You’ve been there. Your child just won’t get in the car/eat his dinner/clean up his toys. Your heart starts to pound, you can feel your face flush, and you think your blood might actually start to boil.
Parenting moments like these can send your blood pressure through the roof.
So how to explain a new study finding lower blood pressure among parents than people without kids?
Running contrary to nearly every piece of scientific evidence already out there — and to the experience of parents everywhere — researchers at Brigham Young University reported this week that parents actually have lower blood pressure than childless couples.
This was truer among women than men, according to the study.
Lead author Julianne Holt-Lunstad says:
“While caring for children may include daily hassles, deriving a sense of meaning and purpose from life’s stress has been shown to be associated with better health outcomes.”
The researchers tracked 198 parents ages 20 to 68 with portable blood pressure monitors. Accounting for things like diet and exercise, parents scored 4.5 points lower than non-parents in systolic blood pressure (the top number) and 3 points lower than non-parents in diastolic blood pressure (the bottom number). Parents had an average blood pressure of 116/71 — not too shabby.

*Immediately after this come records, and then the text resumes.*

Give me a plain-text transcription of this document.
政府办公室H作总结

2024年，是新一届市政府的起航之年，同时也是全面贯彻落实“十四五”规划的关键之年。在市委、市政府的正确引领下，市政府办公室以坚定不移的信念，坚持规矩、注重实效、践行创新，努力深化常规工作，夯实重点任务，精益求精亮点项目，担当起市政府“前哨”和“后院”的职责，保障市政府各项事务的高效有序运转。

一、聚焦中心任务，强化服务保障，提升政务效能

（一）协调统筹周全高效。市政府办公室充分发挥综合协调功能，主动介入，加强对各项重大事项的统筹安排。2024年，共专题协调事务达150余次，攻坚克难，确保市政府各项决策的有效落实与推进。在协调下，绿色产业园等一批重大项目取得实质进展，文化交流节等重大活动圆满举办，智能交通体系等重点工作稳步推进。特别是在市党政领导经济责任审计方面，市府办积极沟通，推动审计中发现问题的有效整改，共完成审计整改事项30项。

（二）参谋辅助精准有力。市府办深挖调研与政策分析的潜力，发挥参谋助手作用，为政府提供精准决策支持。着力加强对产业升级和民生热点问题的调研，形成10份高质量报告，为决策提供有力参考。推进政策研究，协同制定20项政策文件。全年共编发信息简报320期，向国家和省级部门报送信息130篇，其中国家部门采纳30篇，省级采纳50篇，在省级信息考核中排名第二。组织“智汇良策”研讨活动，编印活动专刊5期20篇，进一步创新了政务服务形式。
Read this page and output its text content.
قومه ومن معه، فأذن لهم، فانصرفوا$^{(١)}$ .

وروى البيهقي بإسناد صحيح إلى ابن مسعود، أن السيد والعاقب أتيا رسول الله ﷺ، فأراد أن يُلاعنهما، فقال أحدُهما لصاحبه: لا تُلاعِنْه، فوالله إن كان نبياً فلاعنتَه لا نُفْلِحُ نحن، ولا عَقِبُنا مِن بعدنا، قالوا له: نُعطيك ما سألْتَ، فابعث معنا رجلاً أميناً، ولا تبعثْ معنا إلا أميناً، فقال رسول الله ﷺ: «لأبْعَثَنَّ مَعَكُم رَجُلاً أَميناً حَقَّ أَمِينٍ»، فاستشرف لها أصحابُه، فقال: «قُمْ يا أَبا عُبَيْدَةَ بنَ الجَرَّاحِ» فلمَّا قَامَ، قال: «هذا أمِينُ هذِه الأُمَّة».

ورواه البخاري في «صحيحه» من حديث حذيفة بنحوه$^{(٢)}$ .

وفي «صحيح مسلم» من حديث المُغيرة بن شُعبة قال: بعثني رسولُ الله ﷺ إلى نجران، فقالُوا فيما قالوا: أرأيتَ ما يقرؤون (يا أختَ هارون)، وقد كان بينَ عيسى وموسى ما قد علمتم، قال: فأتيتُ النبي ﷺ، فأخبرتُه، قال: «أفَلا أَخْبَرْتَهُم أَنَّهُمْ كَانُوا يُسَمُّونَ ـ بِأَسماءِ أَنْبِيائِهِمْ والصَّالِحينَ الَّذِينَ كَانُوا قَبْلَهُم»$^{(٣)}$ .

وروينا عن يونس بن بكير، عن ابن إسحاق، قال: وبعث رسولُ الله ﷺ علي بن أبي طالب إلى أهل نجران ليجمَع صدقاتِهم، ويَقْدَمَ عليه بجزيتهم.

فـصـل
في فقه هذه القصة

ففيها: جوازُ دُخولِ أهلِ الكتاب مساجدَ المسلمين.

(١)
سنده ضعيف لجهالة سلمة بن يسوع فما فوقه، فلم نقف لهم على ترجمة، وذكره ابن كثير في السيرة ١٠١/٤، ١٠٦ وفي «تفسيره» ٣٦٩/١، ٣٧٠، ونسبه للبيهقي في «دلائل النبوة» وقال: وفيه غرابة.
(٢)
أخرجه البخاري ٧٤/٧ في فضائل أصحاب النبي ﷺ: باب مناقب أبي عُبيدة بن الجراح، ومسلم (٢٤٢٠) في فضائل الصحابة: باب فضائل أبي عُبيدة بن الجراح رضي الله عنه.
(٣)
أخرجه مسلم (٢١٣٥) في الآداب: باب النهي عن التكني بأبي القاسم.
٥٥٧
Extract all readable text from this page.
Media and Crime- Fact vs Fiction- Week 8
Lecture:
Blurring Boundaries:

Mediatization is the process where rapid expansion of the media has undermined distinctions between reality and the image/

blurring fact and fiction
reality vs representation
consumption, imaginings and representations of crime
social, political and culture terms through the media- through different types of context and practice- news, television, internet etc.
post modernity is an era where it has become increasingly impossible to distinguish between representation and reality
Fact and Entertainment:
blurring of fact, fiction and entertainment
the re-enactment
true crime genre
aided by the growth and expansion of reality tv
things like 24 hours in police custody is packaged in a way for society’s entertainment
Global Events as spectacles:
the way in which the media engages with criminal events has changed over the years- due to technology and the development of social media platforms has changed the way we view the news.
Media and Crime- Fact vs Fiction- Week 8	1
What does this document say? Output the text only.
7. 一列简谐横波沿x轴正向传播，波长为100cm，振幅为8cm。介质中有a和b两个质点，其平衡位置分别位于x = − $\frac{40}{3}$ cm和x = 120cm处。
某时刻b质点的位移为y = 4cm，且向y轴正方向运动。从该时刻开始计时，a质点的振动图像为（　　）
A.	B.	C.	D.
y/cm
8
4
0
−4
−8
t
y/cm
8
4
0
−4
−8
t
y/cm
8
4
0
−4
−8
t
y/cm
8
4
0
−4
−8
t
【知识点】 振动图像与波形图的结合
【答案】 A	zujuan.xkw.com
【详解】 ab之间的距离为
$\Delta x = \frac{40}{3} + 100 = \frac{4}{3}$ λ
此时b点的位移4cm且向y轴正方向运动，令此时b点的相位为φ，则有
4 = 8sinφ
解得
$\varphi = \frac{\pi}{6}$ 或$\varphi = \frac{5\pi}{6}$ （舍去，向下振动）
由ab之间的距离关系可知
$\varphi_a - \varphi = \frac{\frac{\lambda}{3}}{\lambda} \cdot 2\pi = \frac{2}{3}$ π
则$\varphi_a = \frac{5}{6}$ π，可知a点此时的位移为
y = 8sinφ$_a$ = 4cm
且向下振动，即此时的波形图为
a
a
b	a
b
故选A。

The question of whether having kids makes you happier isn’t a new one, either in scientific literature or for this blog. Almost all the research says that over the course of a lifetime, people with kids report being less happy than those without.
The one exception was a study released in November, which found that married parents reported being slightly happier than childless couples. And this most recent report used only married participants, which may explain the findings: The load of parenting are imaginably lighter when shared with someone else.